Operational Checklist

  • Scheduling — Use Run: newly-indexed for incremental runs, Run: manual for ad-hoc CLI calls, or Run: on-schedule when paired with the scheduler. Leave Run: auto if you want the worker to decide based on other model states.
  • Timeouts & Retries — Default timeout is 10 minutes (ServiceTimeout). Ollama streaming responses complete faster in practice; if you need stricter SLAs, wrap photoprism vision run in a job runner and retry failed batches manually.
  • Fallbacks — Keep Nasnet configured even when Ollama labels are primary. labels.go stops at the first successful engine, so duplicates are avoided.
  • Security — When exposing Ollama beyond localhost, terminate TLS at Traefik and enable API keys. Never return full JSON payloads in logs; rely on trace mode only for debugging and sanitize before sharing.
  • Model Storage — Bind-mount ./storage/services/ollama:/root/.ollama (see Compose) so pulled models survive container restarts.
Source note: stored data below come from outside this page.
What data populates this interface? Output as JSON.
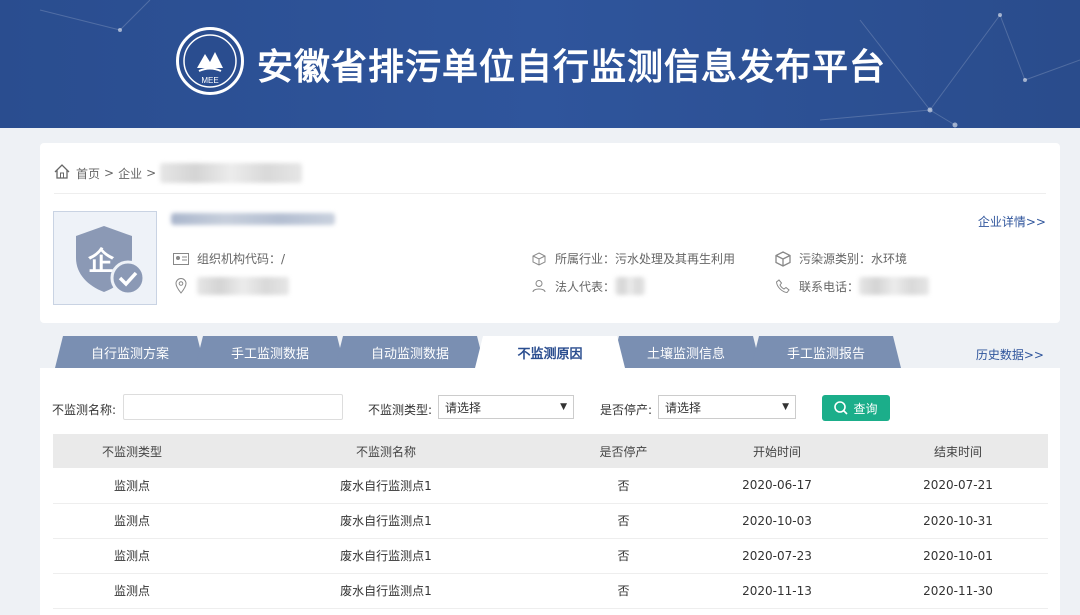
{
  "header": {
    "title": "安徽省排污单位自行监测信息发布平台",
    "logo_text": "MEE"
  },
  "breadcrumb": {
    "home": "首页",
    "sep1": ">",
    "enterprise": "企业",
    "sep2": ">"
  },
  "enterprise": {
    "detail_link": "企业详情>>",
    "avatar_text": "企",
    "org_code_label": "组织机构代码：/",
    "industry_label": "所属行业：污水处理及其再生利用",
    "pollution_label": "污染源类别：水环境",
    "legal_label": "法人代表：",
    "phone_label": "联系电话："
  },
  "tabs": [
    {
      "label": "自行监测方案"
    },
    {
      "label": "手工监测数据"
    },
    {
      "label": "自动监测数据"
    },
    {
      "label": "不监测原因"
    },
    {
      "label": "土壤监测信息"
    },
    {
      "label": "手工监测报告"
    }
  ],
  "history_link": "历史数据>>",
  "filters": {
    "name_label": "不监测名称:",
    "name_value": "",
    "type_label": "不监测类型:",
    "type_value": "请选择",
    "stop_label": "是否停产:",
    "stop_value": "请选择",
    "search_label": "查询"
  },
  "table": {
    "headers": [
      "不监测类型",
      "不监测名称",
      "是否停产",
      "开始时间",
      "结束时间"
    ],
    "rows": [
      [
        "监测点",
        "废水自行监测点1",
        "否",
        "2020-06-17",
        "2020-07-21"
      ],
      [
        "监测点",
        "废水自行监测点1",
        "否",
        "2020-10-03",
        "2020-10-31"
      ],
      [
        "监测点",
        "废水自行监测点1",
        "否",
        "2020-07-23",
        "2020-10-01"
      ],
      [
        "监测点",
        "废水自行监测点1",
        "否",
        "2020-11-13",
        "2020-11-30"
      ]
    ]
  },
  "colors": {
    "banner": "#2a4d8f",
    "tab": "#7a8fb2",
    "accent": "#1bae8a",
    "link": "#2f559c"
  }
}
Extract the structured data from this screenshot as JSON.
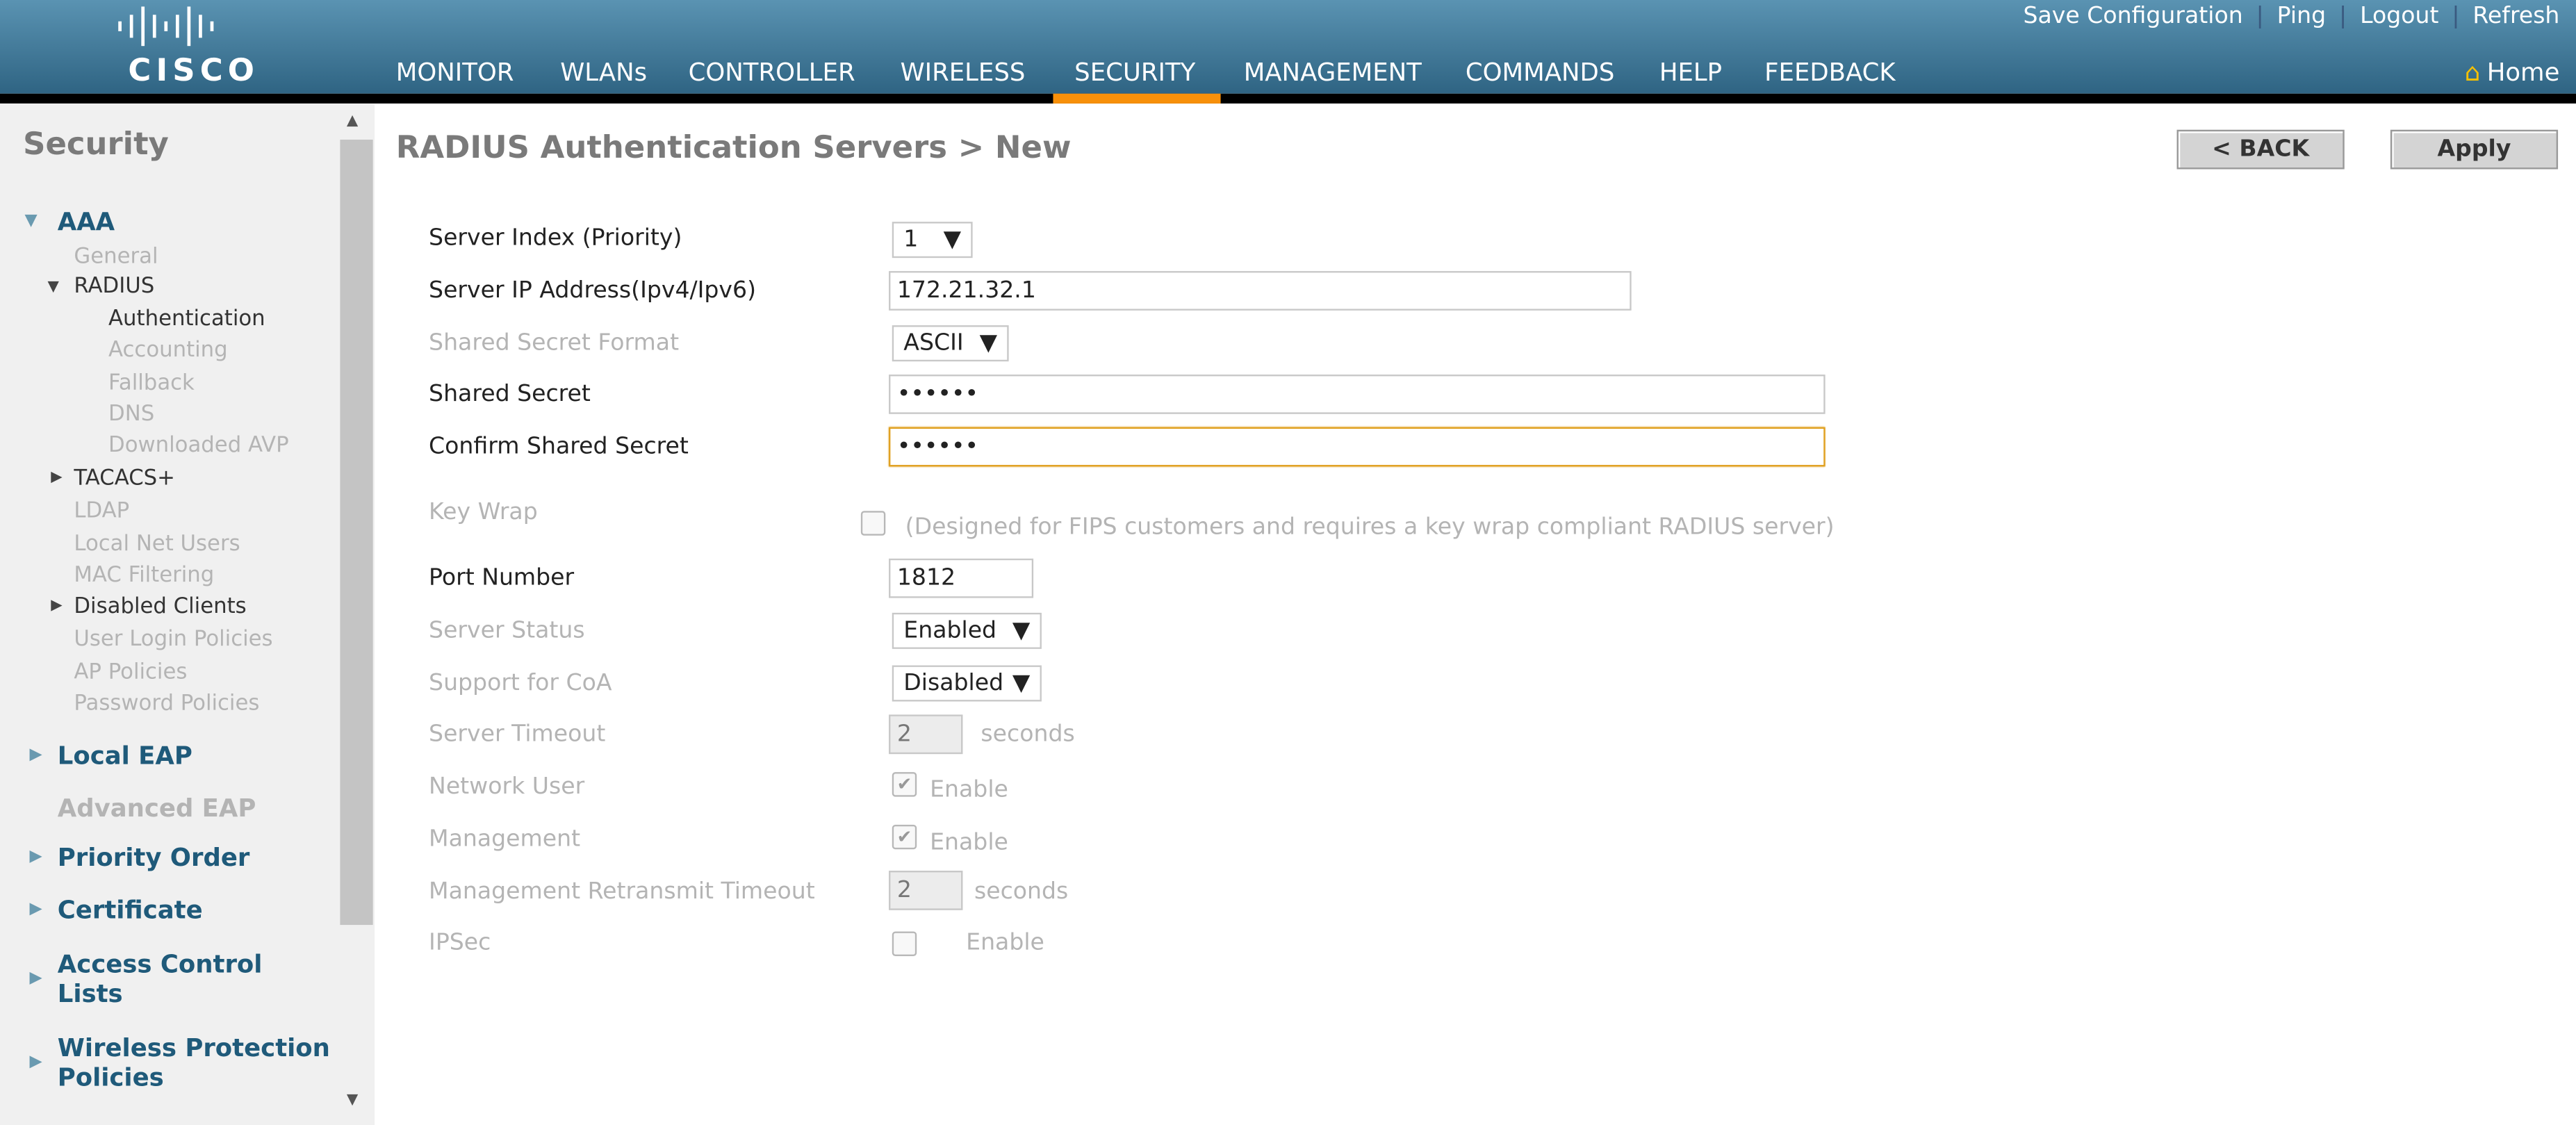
{
  "header": {
    "logo": "CISCO",
    "nav": [
      "MONITOR",
      "WLANs",
      "CONTROLLER",
      "WIRELESS",
      "SECURITY",
      "MANAGEMENT",
      "COMMANDS",
      "HELP",
      "FEEDBACK"
    ],
    "active_nav": "SECURITY",
    "accent": "#f7900a",
    "top_links": [
      "Save Configuration",
      "Ping",
      "Logout",
      "Refresh"
    ],
    "home": "Home"
  },
  "sidebar": {
    "title": "Security",
    "aaa": "AAA",
    "general": "General",
    "radius": "RADIUS",
    "authentication": "Authentication",
    "accounting": "Accounting",
    "fallback": "Fallback",
    "dns": "DNS",
    "downloaded_avp": "Downloaded AVP",
    "tacacs": "TACACS+",
    "ldap": "LDAP",
    "local_net_users": "Local Net Users",
    "mac_filtering": "MAC Filtering",
    "disabled_clients": "Disabled Clients",
    "user_login_policies": "User Login Policies",
    "ap_policies": "AP Policies",
    "password_policies": "Password Policies",
    "local_eap": "Local EAP",
    "advanced_eap": "Advanced EAP",
    "priority_order": "Priority Order",
    "certificate": "Certificate",
    "acl": "Access Control Lists",
    "wpp": "Wireless Protection Policies"
  },
  "page": {
    "title": "RADIUS Authentication Servers > New",
    "back": "< BACK",
    "apply": "Apply"
  },
  "form": {
    "server_index_label": "Server Index (Priority)",
    "server_index": "1",
    "server_ip_label": "Server IP Address(Ipv4/Ipv6)",
    "server_ip": "172.21.32.1",
    "secret_format_label": "Shared Secret Format",
    "secret_format": "ASCII",
    "secret_label": "Shared Secret",
    "secret": "••••••",
    "confirm_label": "Confirm Shared Secret",
    "confirm": "••••••",
    "keywrap_label": "Key Wrap",
    "keywrap_note": "(Designed for FIPS customers and requires a key wrap compliant RADIUS server)",
    "keywrap_checked": false,
    "port_label": "Port Number",
    "port": "1812",
    "status_label": "Server Status",
    "status": "Enabled",
    "coa_label": "Support for CoA",
    "coa": "Disabled",
    "timeout_label": "Server Timeout",
    "timeout": "2",
    "seconds": "seconds",
    "network_user_label": "Network User",
    "network_user_checked": true,
    "enable": "Enable",
    "management_label": "Management",
    "management_checked": true,
    "retransmit_label": "Management Retransmit Timeout",
    "retransmit": "2",
    "ipsec_label": "IPSec",
    "ipsec_checked": false
  }
}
Run docker compose exec ollama ollama list during deployments to verify availability.

Observability & Testing

  • CLI Smoke Tests
    • Captions: photoprism vision run -m caption --count 5 --force.
    • Labels: photoprism vision run -m labels --count 5 --force.
    • After each run, check photoprism vision ls for source=ollama.
  • Unit Tests
    • go test ./internal/ai/vision/ollama ./internal/ai/vision -run Ollama -count=1 covers transport parsing and model defaults.
    • Add fixtures under internal/ai/vision/testdata when capturing new response shapes; keep files small and anonymized.
  • Logging
    • Set PHOTOPRISM_LOG_LEVEL=debug to watch summary lines (“processed labels/caption via ollama”).
    • Use log.Trace sparingly; it prints truncated JSON blobs for troubleshooting.
  • Metrics
    • /api/v1/metrics exposes counts per label source; scrape after a batch to compare throughput with TensorFlow/OpenAI runs.

Code Map

  • internal/ai/vision/ollama/*.go — Engine defaults, schema helpers, transport structs.
  • internal/ai/vision/engine_ollama.go — Builder/parser glue plus label/caption normalization.
  • internal/ai/vision/api_ollama.go — Base64 payload builder.
  • internal/ai/vision/api_client.go — Streaming decoder shared among engines.
  • internal/ai/vision/models.go — Default caption model definition (gemma3).
  • compose*.yaml — Ollama service profile, Traefik labels, and persistent volume wiring.
  • frontend/src/common/util.js — Maps src="ollama" to the correct badge; keep it updated when adding new source strings.

Next Steps

  • Add formal schema validation (JSON Schema or JTD) so malformed label responses fail fast before normalization.
  • Support multiple thumbnails per request once core workflows confirm the API contract (requires worker + UI changes).
  • Emit per-model latency and success metrics from the vision worker to simplify tuning when several Ollama engines run side-by-side.
  • Mirror any loader changes into PhotoPrism Plus/Pro templates to keep splash + browser checks consistent after enabling external engines.